A 90 day ChatGPT action plan that worked across the cohort
The plan below is the consolidated cohort version of the dual-track workflow that lifted the most ChatGPT citation share in the shortest window.
- Days 1 to 10: build the 50-prompt baseline (25 ChatGPT search queries plus 25 unprompted recommendation prompts in fresh sessions); log who is named on each.
- Days 11 to 30: search-track page rewrites on the 25 priority answer pages (first-80-words direct answer, FAQPage schema, named sources, visible updated date, named author bio); confirm OAI-SearchBot and GPTBot are correctly allowed on every priority URL.
- Days 31 to 50: recommendation-track entity layer (Wikipedia stub if eligible, Wikidata entry, LinkedIn company page, structured about page) plus a name-discipline audit across press, social and the website.
- Days 51 to 75: push for at least 10 named third-party mentions across independent comparisons, podcasts and integration directories; review-platform push to 4.5 plus on at least two platforms.
- Days 76 to 90: re-run the 50-prompt baseline in fresh sessions, measure citation-share lift on both tracks, and lock in a 90 day refresh cadence on every priority answer page.
What we are seeing in the 230-brand dataset
Brands that ran the dual-track workflow were named in ChatGPT answers on 47 percent more priority queries inside 90 days.
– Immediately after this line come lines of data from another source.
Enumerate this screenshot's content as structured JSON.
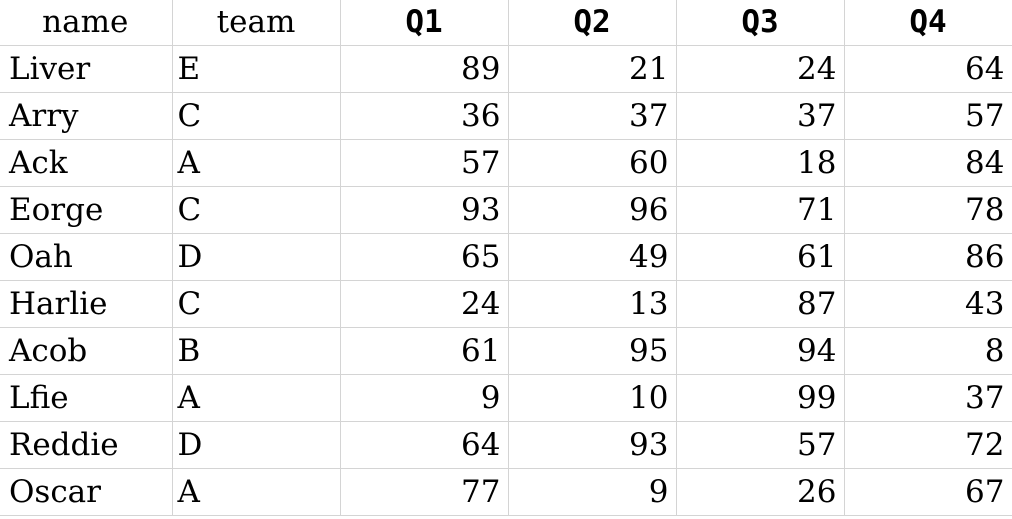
{
  "columns": [
    "name",
    "team",
    "Q1",
    "Q2",
    "Q3",
    "Q4"
  ],
  "rows": [
    [
      "Liver",
      "E",
      "89",
      "21",
      "24",
      "64"
    ],
    [
      "Arry",
      "C",
      "36",
      "37",
      "37",
      "57"
    ],
    [
      "Ack",
      "A",
      "57",
      "60",
      "18",
      "84"
    ],
    [
      "Eorge",
      "C",
      "93",
      "96",
      "71",
      "78"
    ],
    [
      "Oah",
      "D",
      "65",
      "49",
      "61",
      "86"
    ],
    [
      "Harlie",
      "C",
      "24",
      "13",
      "87",
      "43"
    ],
    [
      "Acob",
      "B",
      "61",
      "95",
      "94",
      "8"
    ],
    [
      "Lfie",
      "A",
      "9",
      "10",
      "99",
      "37"
    ],
    [
      "Reddie",
      "D",
      "64",
      "93",
      "57",
      "72"
    ],
    [
      "Oscar",
      "A",
      "77",
      "9",
      "26",
      "67"
    ]
  ],
  "colors": {
    "gridline": "#d4d4d4",
    "text": "#000000",
    "background": "#ffffff"
  }
}
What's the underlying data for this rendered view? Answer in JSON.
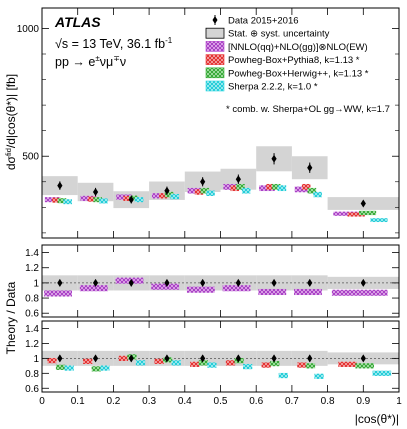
{
  "labels": {
    "experiment": "ATLAS",
    "energy": "√s = 13 TeV, 36.1 fb",
    "energy_sup": "-1",
    "process": "pp → e",
    "process_sup": "±",
    "process_tail": "νμ",
    "process_sup2": "∓",
    "process_end": "ν"
  },
  "legend": {
    "entries": [
      {
        "id": "data",
        "label": "Data 2015+2016",
        "color": "#000000",
        "style": "marker"
      },
      {
        "id": "unc",
        "label": "Stat. ⊕ syst. uncertainty",
        "color": "#d4d4d4",
        "style": "box"
      },
      {
        "id": "nnlo",
        "label": "[NNLO(qq)+NLO(gg)]⊗NLO(EW)",
        "color": "#b040c8",
        "style": "hatch"
      },
      {
        "id": "pythia",
        "label": "Powheg-Box+Pythia8, k=1.13 *",
        "color": "#e83030",
        "style": "hatch"
      },
      {
        "id": "herwig",
        "label": "Powheg-Box+Herwig++, k=1.13 *",
        "color": "#38b038",
        "style": "hatch"
      },
      {
        "id": "sherpa",
        "label": "Sherpa 2.2.2, k=1.0 *",
        "color": "#30d8e0",
        "style": "hatch"
      }
    ],
    "footnote": "* comb. w. Sherpa+OL gg→WW, k=1.7"
  },
  "chart_data": {
    "type": "histogram",
    "bin_edges": [
      0,
      0.1,
      0.2,
      0.3,
      0.4,
      0.5,
      0.6,
      0.7,
      0.8,
      1.0
    ],
    "top_panel": {
      "ylabel": "dσ^fid/d|cos(θ*)| [fb]",
      "ylim": [
        180,
        1080
      ],
      "yticks": [
        500,
        1000
      ],
      "data": {
        "values": [
          385,
          360,
          330,
          365,
          400,
          410,
          490,
          455,
          315
        ],
        "unc": [
          37,
          36,
          33,
          36,
          40,
          41,
          49,
          45,
          25
        ]
      },
      "predictions": [
        {
          "id": "nnlo",
          "values": [
            330,
            335,
            340,
            345,
            365,
            380,
            375,
            370,
            275
          ]
        },
        {
          "id": "pythia",
          "values": [
            328,
            332,
            335,
            345,
            360,
            375,
            380,
            380,
            272
          ]
        },
        {
          "id": "herwig",
          "values": [
            326,
            330,
            336,
            350,
            365,
            380,
            380,
            365,
            278
          ]
        },
        {
          "id": "sherpa",
          "values": [
            322,
            325,
            330,
            342,
            355,
            365,
            375,
            350,
            250
          ]
        }
      ]
    },
    "ratio_panel_1": {
      "ylabel": "Theory / Data",
      "ylim": [
        0.55,
        1.5
      ],
      "yticks": [
        0.6,
        0.8,
        1,
        1.2,
        1.4
      ],
      "ytick_labels": [
        "0.6",
        "0.8",
        "1",
        "1.2",
        "1.4"
      ],
      "data_unc": [
        0.1,
        0.1,
        0.1,
        0.1,
        0.1,
        0.1,
        0.1,
        0.1,
        0.08
      ],
      "prediction": {
        "id": "nnlo",
        "values": [
          0.86,
          0.93,
          1.03,
          0.95,
          0.91,
          0.93,
          0.88,
          0.88,
          0.87
        ],
        "half_width": 0.04
      }
    },
    "ratio_panel_2": {
      "ylim": [
        0.55,
        1.5
      ],
      "yticks": [
        0.6,
        0.8,
        1,
        1.2,
        1.4
      ],
      "ytick_labels": [
        "0.6",
        "0.8",
        "1",
        "1.2",
        "1.4"
      ],
      "data_unc": [
        0.1,
        0.1,
        0.1,
        0.1,
        0.1,
        0.1,
        0.1,
        0.1,
        0.08
      ],
      "predictions": [
        {
          "id": "pythia",
          "values": [
            0.97,
            0.96,
            1.0,
            0.96,
            0.92,
            0.94,
            0.91,
            0.91,
            0.92
          ]
        },
        {
          "id": "herwig",
          "values": [
            0.88,
            0.86,
            1.02,
            0.98,
            0.94,
            0.97,
            0.93,
            0.9,
            0.9
          ]
        },
        {
          "id": "sherpa",
          "values": [
            0.87,
            0.87,
            0.94,
            0.94,
            0.91,
            0.89,
            0.77,
            0.76,
            0.8
          ]
        }
      ],
      "half_width": 0.035
    },
    "xlabel": "|cos(θ*)|",
    "xlim": [
      0,
      1
    ],
    "xticks": [
      0,
      0.1,
      0.2,
      0.3,
      0.4,
      0.5,
      0.6,
      0.7,
      0.8,
      0.9,
      1
    ],
    "xtick_labels": [
      "0",
      "0.1",
      "0.2",
      "0.3",
      "0.4",
      "0.5",
      "0.6",
      "0.7",
      "0.8",
      "0.9",
      "1"
    ]
  }
}
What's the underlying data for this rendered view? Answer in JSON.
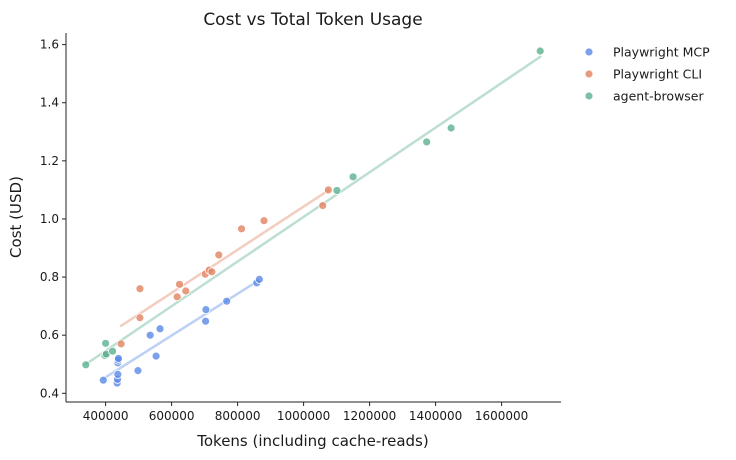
{
  "chart_data": {
    "type": "scatter",
    "title": "Cost vs Total Token Usage",
    "xlabel": "Tokens (including cache-reads)",
    "ylabel": "Cost (USD)",
    "xlim": [
      280000,
      1780000
    ],
    "ylim": [
      0.37,
      1.64
    ],
    "xticks": [
      400000,
      600000,
      800000,
      1000000,
      1200000,
      1400000,
      1600000
    ],
    "xtick_labels": [
      "400000",
      "600000",
      "800000",
      "1000000",
      "1200000",
      "1400000",
      "1600000"
    ],
    "yticks": [
      0.4,
      0.6,
      0.8,
      1.0,
      1.2,
      1.4,
      1.6
    ],
    "ytick_labels": [
      "0.4",
      "0.6",
      "0.8",
      "1.0",
      "1.2",
      "1.4",
      "1.6"
    ],
    "grid": false,
    "legend_position": "upper-right-outside",
    "series": [
      {
        "name": "Playwright MCP",
        "color": "#5b8ae6",
        "points": [
          [
            393000,
            0.445
          ],
          [
            435000,
            0.435
          ],
          [
            436000,
            0.448
          ],
          [
            437000,
            0.465
          ],
          [
            437000,
            0.505
          ],
          [
            438000,
            0.514
          ],
          [
            439000,
            0.52
          ],
          [
            498000,
            0.478
          ],
          [
            535000,
            0.6
          ],
          [
            553000,
            0.528
          ],
          [
            565000,
            0.622
          ],
          [
            703000,
            0.648
          ],
          [
            704000,
            0.688
          ],
          [
            767000,
            0.717
          ],
          [
            858000,
            0.78
          ],
          [
            866000,
            0.792
          ]
        ],
        "trend": [
          [
            393000,
            0.45
          ],
          [
            866000,
            0.79
          ]
        ]
      },
      {
        "name": "Playwright CLI",
        "color": "#e1825f",
        "points": [
          [
            447000,
            0.57
          ],
          [
            504000,
            0.66
          ],
          [
            504000,
            0.76
          ],
          [
            617000,
            0.732
          ],
          [
            624000,
            0.775
          ],
          [
            643000,
            0.752
          ],
          [
            702000,
            0.81
          ],
          [
            714000,
            0.824
          ],
          [
            722000,
            0.818
          ],
          [
            743000,
            0.876
          ],
          [
            812000,
            0.966
          ],
          [
            880000,
            0.994
          ],
          [
            1058000,
            1.046
          ],
          [
            1075000,
            1.1
          ]
        ],
        "trend": [
          [
            447000,
            0.632
          ],
          [
            1075000,
            1.098
          ]
        ]
      },
      {
        "name": "agent-browser",
        "color": "#5bb08f",
        "points": [
          [
            340000,
            0.498
          ],
          [
            398000,
            0.53
          ],
          [
            400000,
            0.572
          ],
          [
            402000,
            0.535
          ],
          [
            421000,
            0.545
          ],
          [
            1101000,
            1.098
          ],
          [
            1150000,
            1.145
          ],
          [
            1373000,
            1.265
          ],
          [
            1447000,
            1.313
          ],
          [
            1717000,
            1.578
          ]
        ],
        "trend": [
          [
            340000,
            0.5
          ],
          [
            1717000,
            1.558
          ]
        ]
      }
    ]
  }
}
The single largest contributor to the lift was the recommendation-track entity and mention work at 33 percent of the gain, followed by the search-track page rewrites at 28 percent and OAI-SearchBot or GPTBot hygiene at 14 percent.
Categories with the largest 2026 swing were B2B SaaS comparison content (where ChatGPT search increasingly cites comparison-pattern pages directly), professional services (where Wikipedia plus podcast presence drove the largest unprompted recommendation lift) and consumer brands (where review-platform reputation tipped the recommendation in the final turn of conversation).
Brands that did not adapt either treated ChatGPT as a single surface, focused only on the chat.openai.com referral traffic line in analytics, or treated brand mention work as PR rather than as a search-visibility input. All three patterns lost ChatGPT share over twelve months as the citation set tightened.
What to plan for through the rest of 2026
Two patterns to plan for. First, ChatGPT search and conversational recommendation are converging in user behaviour: people start in conversation, the model decides whether to fire retrieval, and the same brand needs to be cited in both modes for the answer to feel consistent. Second, persistent memory inside ChatGPT means past sessions influence future recommendations, so the brand named at the right moment in one user's history is over-represented in their next category-level query. Visibility now compounds at the user level, not just the population level.